Two issues in particular caught my eye. The first was the relationship between wafer test and final/packaged test. In the IC world, there are certainly things that you can’t test at the wafer level – true performance being one of them (because the wafer card probes are horrible for super-fast signaling). But things are even tougher with MEMS.
First off, a true test of a mechanical device means mechanical actuation to test the response. And each type of MEMS device has some sort of testing fixture to allow that. “Shakers” or other mechanical contraptions are used both for testing and calibration – when the devices are diced and packaged. But they don’t work for wafers. (I don’t know how much things have changed since I tried reliably aligning 84 probes – a lot at the time – onto pads, but at least then, once they were down, you didn’t even breathe much less shake the damn thing…)

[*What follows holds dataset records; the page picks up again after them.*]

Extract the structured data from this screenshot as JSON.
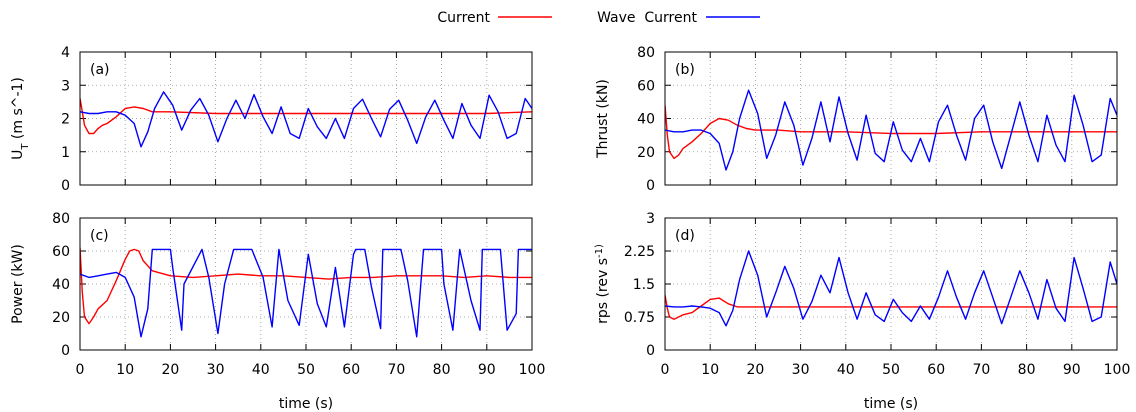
{
  "legend": {
    "placement": "top-center",
    "entries": [
      {
        "label": "Current",
        "color": "#ff0000"
      },
      {
        "label": "Wave  Current",
        "color": "#0000ff"
      }
    ]
  },
  "chart_data": [
    {
      "type": "line",
      "panel_label": "(a)",
      "ylabel": "U_T (m s^-1)",
      "xlabel": "",
      "xlim": [
        0,
        100
      ],
      "ylim": [
        0,
        4
      ],
      "xticks": [
        0,
        10,
        20,
        30,
        40,
        50,
        60,
        70,
        80,
        90,
        100
      ],
      "yticks": [
        "0",
        "1",
        "2",
        "3",
        "4"
      ],
      "grid": true,
      "series": [
        {
          "name": "Current",
          "color": "#ff0000",
          "x": [
            0,
            0.5,
            1,
            2,
            3,
            4,
            5,
            6,
            8,
            10,
            12,
            14,
            16,
            20,
            30,
            40,
            50,
            60,
            70,
            80,
            90,
            100
          ],
          "y": [
            2.6,
            2.2,
            1.8,
            1.55,
            1.55,
            1.7,
            1.8,
            1.85,
            2.05,
            2.3,
            2.35,
            2.3,
            2.2,
            2.2,
            2.15,
            2.15,
            2.15,
            2.15,
            2.15,
            2.15,
            2.15,
            2.2
          ]
        },
        {
          "name": "Wave  Current",
          "color": "#0000ff",
          "x": [
            0,
            2,
            4,
            6,
            8,
            10,
            12,
            13.5,
            15,
            16.5,
            18.5,
            20.5,
            22.5,
            24.5,
            26.5,
            28.5,
            30.5,
            32.5,
            34.5,
            36.5,
            38.5,
            40.5,
            42.5,
            44.5,
            46.5,
            48.5,
            50.5,
            52.5,
            54.5,
            56.5,
            58.5,
            60.5,
            62.5,
            64.5,
            66.5,
            68.5,
            70.5,
            72.5,
            74.5,
            76.5,
            78.5,
            80.5,
            82.5,
            84.5,
            86.5,
            88.5,
            90.5,
            92.5,
            94.5,
            96.5,
            98.5,
            100
          ],
          "y": [
            2.2,
            2.15,
            2.15,
            2.2,
            2.2,
            2.1,
            1.85,
            1.15,
            1.6,
            2.3,
            2.8,
            2.4,
            1.65,
            2.25,
            2.6,
            2.1,
            1.3,
            2.0,
            2.55,
            2.0,
            2.72,
            2.05,
            1.55,
            2.35,
            1.55,
            1.4,
            2.3,
            1.75,
            1.4,
            2.0,
            1.4,
            2.3,
            2.58,
            2.0,
            1.45,
            2.28,
            2.55,
            1.95,
            1.25,
            2.05,
            2.55,
            1.95,
            1.4,
            2.45,
            1.8,
            1.4,
            2.7,
            2.2,
            1.4,
            1.55,
            2.6,
            2.3
          ]
        }
      ]
    },
    {
      "type": "line",
      "panel_label": "(b)",
      "ylabel": "Thrust (kN)",
      "xlabel": "",
      "xlim": [
        0,
        100
      ],
      "ylim": [
        0,
        80
      ],
      "xticks": [
        0,
        10,
        20,
        30,
        40,
        50,
        60,
        70,
        80,
        90,
        100
      ],
      "yticks": [
        "0",
        "20",
        "40",
        "60",
        "80"
      ],
      "grid": true,
      "series": [
        {
          "name": "Current",
          "color": "#ff0000",
          "x": [
            0,
            0.5,
            1,
            2,
            3,
            4,
            6,
            8,
            10,
            12,
            14,
            16,
            18,
            20,
            25,
            30,
            40,
            50,
            60,
            70,
            80,
            90,
            100
          ],
          "y": [
            48,
            30,
            20,
            16,
            18,
            22,
            26,
            31,
            37,
            40,
            39,
            36,
            34,
            33,
            33,
            32,
            32,
            31,
            31,
            32,
            32,
            32,
            32
          ]
        },
        {
          "name": "Wave  Current",
          "color": "#0000ff",
          "x": [
            0,
            2,
            4,
            6,
            8,
            10,
            12,
            13.5,
            15,
            16.5,
            18.5,
            20.5,
            22.5,
            24.5,
            26.5,
            28.5,
            30.5,
            32.5,
            34.5,
            36.5,
            38.5,
            40.5,
            42.5,
            44.5,
            46.5,
            48.5,
            50.5,
            52.5,
            54.5,
            56.5,
            58.5,
            60.5,
            62.5,
            64.5,
            66.5,
            68.5,
            70.5,
            72.5,
            74.5,
            76.5,
            78.5,
            80.5,
            82.5,
            84.5,
            86.5,
            88.5,
            90.5,
            92.5,
            94.5,
            96.5,
            98.5,
            100
          ],
          "y": [
            33,
            32,
            32,
            33,
            33,
            31,
            25,
            9,
            20,
            40,
            57,
            43,
            16,
            30,
            50,
            36,
            12,
            28,
            50,
            26,
            53,
            31,
            15,
            42,
            19,
            14,
            38,
            21,
            14,
            28,
            14,
            38,
            48,
            30,
            15,
            40,
            48,
            26,
            10,
            30,
            50,
            30,
            14,
            42,
            24,
            14,
            54,
            36,
            14,
            18,
            52,
            42
          ]
        }
      ]
    },
    {
      "type": "line",
      "panel_label": "(c)",
      "ylabel": "Power (kW)",
      "xlabel": "time (s)",
      "xlim": [
        0,
        100
      ],
      "ylim": [
        0,
        80
      ],
      "xticks": [
        0,
        10,
        20,
        30,
        40,
        50,
        60,
        70,
        80,
        90,
        100
      ],
      "yticks": [
        "0",
        "20",
        "40",
        "60",
        "80"
      ],
      "grid": true,
      "series": [
        {
          "name": "Current",
          "color": "#ff0000",
          "x": [
            0,
            0.5,
            1,
            2,
            3,
            4,
            6,
            8,
            10,
            11,
            12,
            13,
            14,
            16,
            20,
            25,
            30,
            35,
            40,
            45,
            50,
            55,
            60,
            65,
            70,
            75,
            80,
            85,
            90,
            95,
            100
          ],
          "y": [
            62,
            35,
            20,
            16,
            20,
            25,
            30,
            42,
            55,
            60,
            61,
            60,
            54,
            48,
            45,
            44,
            45,
            46,
            45,
            45,
            44,
            43,
            44,
            44,
            45,
            45,
            45,
            44,
            45,
            44,
            44
          ]
        },
        {
          "name": "Wave  Current",
          "color": "#0000ff",
          "x": [
            0,
            2,
            4,
            6,
            8,
            10,
            12,
            13.5,
            15,
            16,
            20,
            20.5,
            22.5,
            23,
            27,
            28.5,
            30.5,
            32,
            34,
            38,
            40.5,
            42.5,
            44,
            46,
            48.5,
            50.5,
            52.5,
            54.5,
            56.5,
            58.5,
            60.5,
            61,
            63,
            64.5,
            66.5,
            67,
            71,
            72.5,
            74.5,
            76,
            80,
            80.5,
            82.5,
            84,
            86.5,
            88.5,
            89,
            93,
            94.5,
            96.5,
            97,
            100
          ],
          "y": [
            46,
            44,
            45,
            46,
            47,
            44,
            32,
            8,
            25,
            61,
            61,
            50,
            12,
            40,
            61,
            44,
            10,
            40,
            61,
            61,
            44,
            14,
            61,
            30,
            15,
            58,
            28,
            14,
            50,
            14,
            58,
            61,
            61,
            38,
            13,
            61,
            61,
            42,
            8,
            61,
            61,
            40,
            12,
            61,
            30,
            12,
            61,
            61,
            12,
            22,
            61,
            61
          ]
        }
      ]
    },
    {
      "type": "line",
      "panel_label": "(d)",
      "ylabel": "rps (rev s^-1)",
      "xlabel": "time (s)",
      "xlim": [
        0,
        100
      ],
      "ylim": [
        0,
        3
      ],
      "xticks": [
        0,
        10,
        20,
        30,
        40,
        50,
        60,
        70,
        80,
        90,
        100
      ],
      "yticks": [
        "0",
        "0.75",
        "1.5",
        "2.25",
        "3"
      ],
      "grid": true,
      "series": [
        {
          "name": "Current",
          "color": "#ff0000",
          "x": [
            0,
            0.5,
            1,
            2,
            3,
            4,
            6,
            8,
            10,
            12,
            14,
            16,
            20,
            30,
            40,
            50,
            60,
            70,
            80,
            90,
            100
          ],
          "y": [
            1.25,
            0.95,
            0.75,
            0.7,
            0.75,
            0.8,
            0.85,
            1.0,
            1.15,
            1.18,
            1.05,
            0.98,
            0.98,
            0.98,
            0.98,
            0.98,
            0.98,
            0.98,
            0.98,
            0.98,
            0.98
          ]
        },
        {
          "name": "Wave  Current",
          "color": "#0000ff",
          "x": [
            0,
            2,
            4,
            6,
            8,
            10,
            12,
            13.5,
            15,
            16.5,
            18.5,
            20.5,
            22.5,
            24.5,
            26.5,
            28.5,
            30.5,
            32.5,
            34.5,
            36.5,
            38.5,
            40.5,
            42.5,
            44.5,
            46.5,
            48.5,
            50.5,
            52.5,
            54.5,
            56.5,
            58.5,
            60.5,
            62.5,
            64.5,
            66.5,
            68.5,
            70.5,
            72.5,
            74.5,
            76.5,
            78.5,
            80.5,
            82.5,
            84.5,
            86.5,
            88.5,
            90.5,
            92.5,
            94.5,
            96.5,
            98.5,
            100
          ],
          "y": [
            1.0,
            0.98,
            0.98,
            1.0,
            0.98,
            0.95,
            0.85,
            0.55,
            0.9,
            1.6,
            2.25,
            1.7,
            0.75,
            1.3,
            1.9,
            1.4,
            0.7,
            1.1,
            1.7,
            1.3,
            2.1,
            1.3,
            0.7,
            1.3,
            0.8,
            0.65,
            1.15,
            0.85,
            0.65,
            1.0,
            0.7,
            1.2,
            1.8,
            1.2,
            0.7,
            1.3,
            1.8,
            1.2,
            0.6,
            1.2,
            1.8,
            1.3,
            0.7,
            1.6,
            0.95,
            0.65,
            2.1,
            1.4,
            0.65,
            0.75,
            2.0,
            1.5
          ]
        }
      ]
    }
  ]
}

So that means that either you can’t test it or you need some other way of calibrating it. In fact, designers include actuation mechanisms so that they can emulate physical actuation at the wafer level. Some level of calibration at wafer sort is important for final test correlation – which I’ll come back to in a sec.

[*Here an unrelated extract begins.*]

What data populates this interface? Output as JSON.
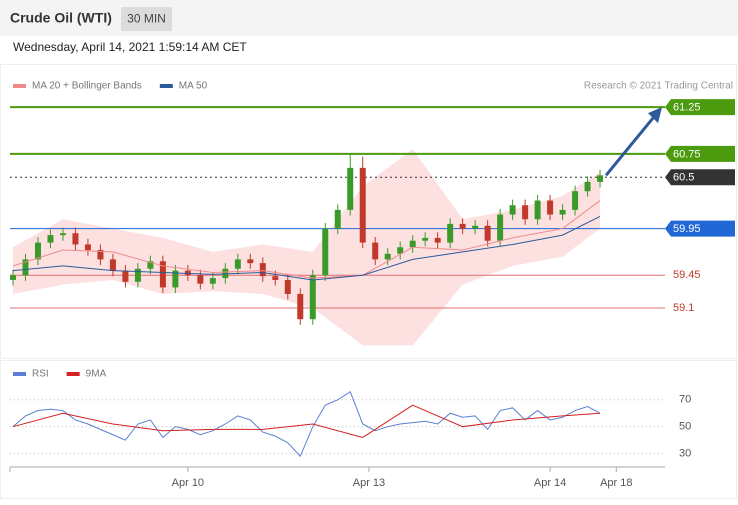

But before we get to final test, there’s one other major limitation at wafer sort for many MEMS devices: they need an ASIC, and most ASICs are on a separate die. So wafer testing must proceed without that ASIC. That places some significant limitations on what can be done – especially if the ASIC helps clean up a noisy analog signal that will only be made worse by clunky wafer probes. And there’s no real solution to this one in the offing unless you can bring the CMOS and MEMS together – typically envisioned as monolithic integration.
InvenSense has an alternative, with their Nasiri technique. There the CMOS and MEMS are built on separate wafers, but the two wafers are then bonded face-to-face; the “handle” wafer that carries the MEMS devices is then etched back to expose the external connections on the CMOS wafer. So you end up with a wafer that can be probed, and it has both the ASIC and MEMS together. This allows them to test much more at wafer sort, eliminating the extra cost of packaging up and testing dice that will be thrown away.
The other major issue affects not just wafer and final testing, but also final board assembly. These are physical devices, and they respond to physical stresses, and each “situ” is different. During wafer sort, probes press vertically on the wafer. At final test, a test jig or handler somehow grabs the package (exactly how depends on the package type). That results in different stresses on the package, and, unfortunately, the die inside the package is not mechanically isolated from those stresses.
So, especially for any piezoelectrics, you may have a correlation issue between wafer sort and final test. That’s why getting some calibration information at wafer sort is important – that can be used to adjust data acquired at final test.
But that’s not the end of it: that device will eventually be soldered down onto a board or placed in a socket, both of which will place yet different stresses on the device. So the measurements taken at final test won’t necessarily correlate with final in situ measurements, were those to be taken.
And this one, at present, has no known good solution. These are some of the issues that motivate self-calibration, but that has yet to be developed as a commercial solution.